And so, with a sparse acoustic guitar part and that simple lyric Ryan Adams marks his return to music after a hiatus of nearly three years. "Ashes & Fire" is his first record since 2007's "Easy Tiger" and since he disbanded the Cardinals in 2009. (Last year's "III/IV" was actually recorded during the "Easy Tiger" sessions, and "Orion," a heavy metal record, was released on vinyl by his label, PAX-AM, and available only through the label's website.)
Ryan Adams is one of the most prolific songwriters working today, but he took a break from music in order to deal with personal issues. Those issues included some trouble with drugs and alcohol, and a bout with Meniere’s disease, an inner ear disorder that affects balance and can result in hearing loss. Adams did, in fact, lose some hearing in one ear, and recently told Rolling Stone that he had permanently lost some of the middle tones in one ear.
Now, married and with his personal life presumably in order, Ryan Adams has returned to music. Perhaps a little of that Disney magic has rubbed off on him (his wife, Mandy Moore, was the star of "Tangled"), because "Ashes & Fire" is one of his best records to date.
Adams has been a critic's darling and a critic's nemesis. He can be a brilliant songwriter and performer. But he can also be temperamental, and has produced some uneven records. "Ashes & Fire" is simply a solid singer-songwriter record. The emphasis here is on the songs and the vocals, less on the musicianship that marked his time with the Cardinals. That's certainly not to say the music fades into the background. Bringing in musicians like Norah Jones on piano and Benmont Tench (Tom Petty and the Heartbreakers) on keyboards and the occasional Hammond B3, the band serves to underscore the lyrical content and the vocal performances, rather than taking the forefront.

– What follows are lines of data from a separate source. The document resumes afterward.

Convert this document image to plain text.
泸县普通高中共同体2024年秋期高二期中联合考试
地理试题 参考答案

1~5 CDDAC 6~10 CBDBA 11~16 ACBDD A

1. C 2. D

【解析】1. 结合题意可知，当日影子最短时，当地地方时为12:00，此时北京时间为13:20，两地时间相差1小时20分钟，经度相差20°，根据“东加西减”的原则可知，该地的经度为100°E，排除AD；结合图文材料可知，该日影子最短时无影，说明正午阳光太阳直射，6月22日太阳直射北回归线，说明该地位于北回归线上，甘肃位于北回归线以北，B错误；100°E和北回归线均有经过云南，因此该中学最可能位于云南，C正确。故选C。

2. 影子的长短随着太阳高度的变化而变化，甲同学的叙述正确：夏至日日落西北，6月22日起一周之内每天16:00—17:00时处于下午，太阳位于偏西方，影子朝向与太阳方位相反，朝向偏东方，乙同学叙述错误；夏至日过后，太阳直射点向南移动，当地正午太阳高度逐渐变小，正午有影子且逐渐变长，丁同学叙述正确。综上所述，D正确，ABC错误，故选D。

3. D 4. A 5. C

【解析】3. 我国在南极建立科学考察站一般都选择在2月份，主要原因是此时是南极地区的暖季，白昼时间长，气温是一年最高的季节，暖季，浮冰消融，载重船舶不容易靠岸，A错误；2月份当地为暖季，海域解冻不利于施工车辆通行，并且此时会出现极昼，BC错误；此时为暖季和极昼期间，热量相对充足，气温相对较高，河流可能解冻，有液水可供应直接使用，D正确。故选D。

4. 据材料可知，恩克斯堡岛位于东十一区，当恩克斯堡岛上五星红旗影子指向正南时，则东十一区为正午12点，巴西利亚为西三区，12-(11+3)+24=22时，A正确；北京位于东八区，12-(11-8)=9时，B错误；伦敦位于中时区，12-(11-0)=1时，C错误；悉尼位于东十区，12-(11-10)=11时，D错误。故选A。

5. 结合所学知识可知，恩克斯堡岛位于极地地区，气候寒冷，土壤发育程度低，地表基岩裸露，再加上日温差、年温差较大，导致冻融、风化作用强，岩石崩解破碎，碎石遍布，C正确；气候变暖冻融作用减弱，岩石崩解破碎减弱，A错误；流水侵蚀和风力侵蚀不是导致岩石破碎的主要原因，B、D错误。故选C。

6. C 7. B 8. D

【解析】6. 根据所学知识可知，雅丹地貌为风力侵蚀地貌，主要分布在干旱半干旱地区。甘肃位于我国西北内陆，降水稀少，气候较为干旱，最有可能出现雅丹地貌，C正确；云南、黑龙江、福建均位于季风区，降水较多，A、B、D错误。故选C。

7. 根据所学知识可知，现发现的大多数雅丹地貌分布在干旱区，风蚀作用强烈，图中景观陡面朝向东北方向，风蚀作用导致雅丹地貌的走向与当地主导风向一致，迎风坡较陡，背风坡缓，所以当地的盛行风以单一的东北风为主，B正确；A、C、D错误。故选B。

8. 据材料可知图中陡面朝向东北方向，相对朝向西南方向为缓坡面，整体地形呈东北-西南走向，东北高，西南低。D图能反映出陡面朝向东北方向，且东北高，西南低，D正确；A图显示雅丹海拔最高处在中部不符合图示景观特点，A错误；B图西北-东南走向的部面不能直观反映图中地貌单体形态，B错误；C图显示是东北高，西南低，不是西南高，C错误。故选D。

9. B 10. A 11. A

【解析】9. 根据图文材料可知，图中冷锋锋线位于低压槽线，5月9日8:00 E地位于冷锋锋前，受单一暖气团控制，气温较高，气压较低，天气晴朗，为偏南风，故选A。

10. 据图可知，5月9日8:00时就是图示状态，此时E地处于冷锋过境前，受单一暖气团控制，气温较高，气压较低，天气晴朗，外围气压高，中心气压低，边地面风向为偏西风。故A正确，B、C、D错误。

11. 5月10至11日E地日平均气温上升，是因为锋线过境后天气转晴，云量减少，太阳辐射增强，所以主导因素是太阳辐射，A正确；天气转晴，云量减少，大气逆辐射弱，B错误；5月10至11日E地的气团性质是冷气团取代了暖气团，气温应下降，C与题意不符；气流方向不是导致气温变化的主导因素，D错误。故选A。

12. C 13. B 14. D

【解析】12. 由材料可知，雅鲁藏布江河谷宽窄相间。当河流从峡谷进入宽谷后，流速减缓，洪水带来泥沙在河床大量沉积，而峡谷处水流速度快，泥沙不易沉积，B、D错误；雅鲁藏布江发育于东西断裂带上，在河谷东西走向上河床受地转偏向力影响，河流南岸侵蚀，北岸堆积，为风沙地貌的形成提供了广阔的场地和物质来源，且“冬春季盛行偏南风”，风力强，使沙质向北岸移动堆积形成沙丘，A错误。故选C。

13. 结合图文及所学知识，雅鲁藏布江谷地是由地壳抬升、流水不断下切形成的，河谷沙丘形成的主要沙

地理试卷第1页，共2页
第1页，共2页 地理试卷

Not surprisingly, Adams frequently mines the territory of heartbreak and loss, as on songs like "Lucky Now" when he sings: "The lights will draw you in/But the dark will bring you down/And the night will break your heart/But only/If you're lucky, now." Of course, this is familiar territory for Adams. But even at his most earnest, as on "Kindness" when he asks a lover, "Do you believe in love?" the lyrics are never clichéd or overly sweet.
The songs here are acoustic and often subdued. There are no rockers, with the title track being among the most upbeat of the songs on the record. And that's okay. "Ashes & Fire," like most Ryan Adams records, has a feel that is all its own. While a feeling of melancholy persists throughout, the record is never maudlin, even when wearing its heart on its sleeve.
And it even ends on a hopeful note, closing, almost as quietly as it began, with the wistful "I Love You But I Don't Know What to Say."